The architecture’s separation of deterministic and AI layers provides structural protection against prompt injection. Even if a malicious input manipulates the LLM’s response, the deterministic pipeline (steps 8–14) validates all outputs: state transitions must be legal, consent must be granted, policy rules must pass. The LLM proposes; the platform disposes.

Access Control and Delegation

The RelationshipStore enforces scoped permissions for delegated access. A power of attorney holder, parent, or carer can act on behalf of another citizen only within their declared permission scope. Every delegated action is logged separately in the evidence store, recording both the actor and the subject. Permission boundaries are enforced at the API level and cannot be circumvented through the conversational interface.

10

Resilience and Failure Modes

The platform is designed to degrade gracefully. Every failure mode has a defined handling strategy that preserves citizen trust and data integrity.

1
LLM unavailability
If the language model is unreachable or returns an error, the platform degrades gracefully to static guidance. The citizen is shown pre-authored content for their current service state, including next steps and links to the existing GOV.UK web journey. No data is lost — the citizen can resume the agentic journey when the model becomes available.
2
Department API timeout
When a department API call times out or fails, the platform retries with exponential backoff. If retries are exhausted, the citizen is notified that the specific action could not be completed and is offered the option to continue with partial information or save their progress and return later. The platform never silently drops a failed action.
3
Evidence store failure
If the evidence store is temporarily unavailable, trace events are queued in a durable buffer and flushed when the store recovers. The pipeline never discards trace data. If the buffer reaches capacity, the pipeline pauses rather than proceeding without audit coverage. Evidence integrity is non-negotiable.
4
Handoff as a safety valve
At any point in the pipeline, the system can escalate to a human adviser. Handoff triggers include: safeguarding concerns detected in conversation, repeated pipeline errors for the same citizen, edge-case policy rules, and explicit citizen request. The full conversation context, collected fields, and current state are preserved and transferred to the human adviser.
5
Malformed LLM output
If the language model produces output that cannot be parsed at pipeline step 8, the response text is still delivered to the citizen but no state transition is applied and no tasks are generated. The conversation continues from its current state. The malformed output is logged as a trace event for monitoring and model evaluation.

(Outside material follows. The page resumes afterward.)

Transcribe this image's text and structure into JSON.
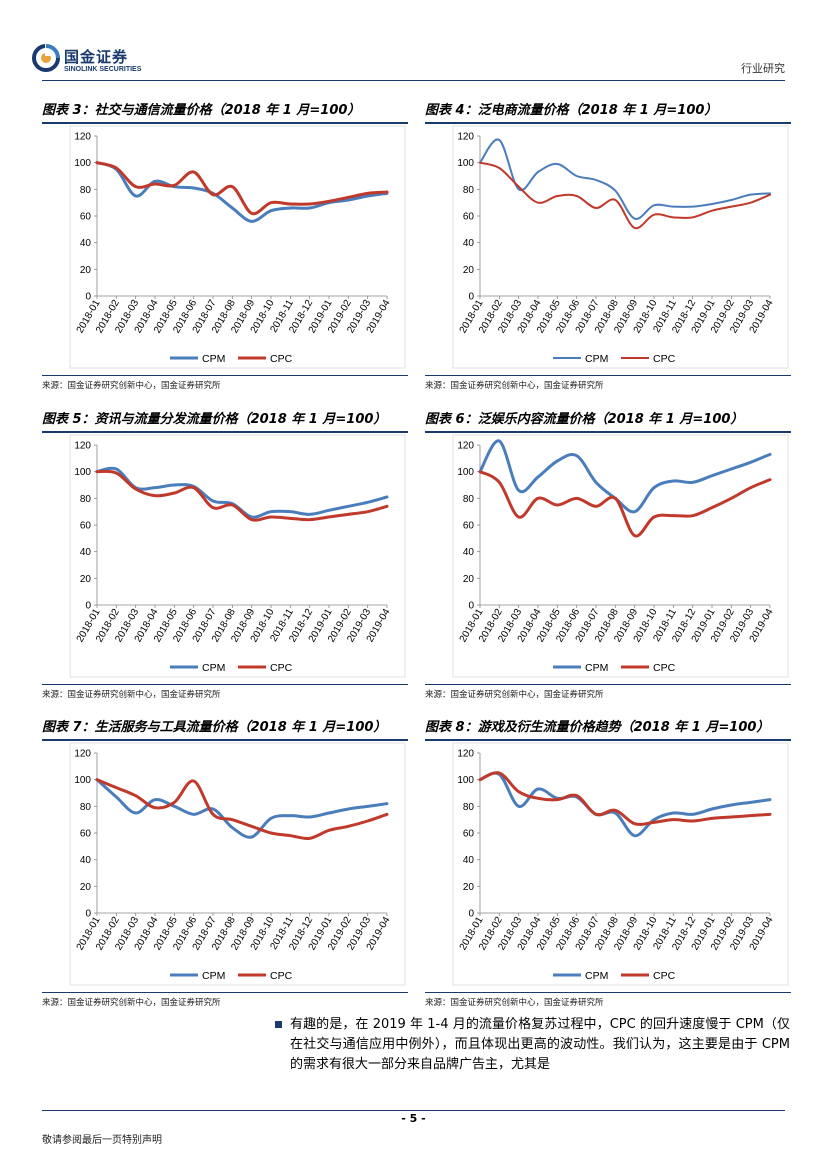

The platform always has a safe fallback. No failure mode results in a citizen being left without guidance, losing their progress, or having data silently dropped. The worst case is a degraded experience with human support — never a broken one.

The architecture enforces a single principle: the language model generates conversation; deterministic code enforces rules. Every integration point, every package boundary, and every type signature exists to maintain that separation.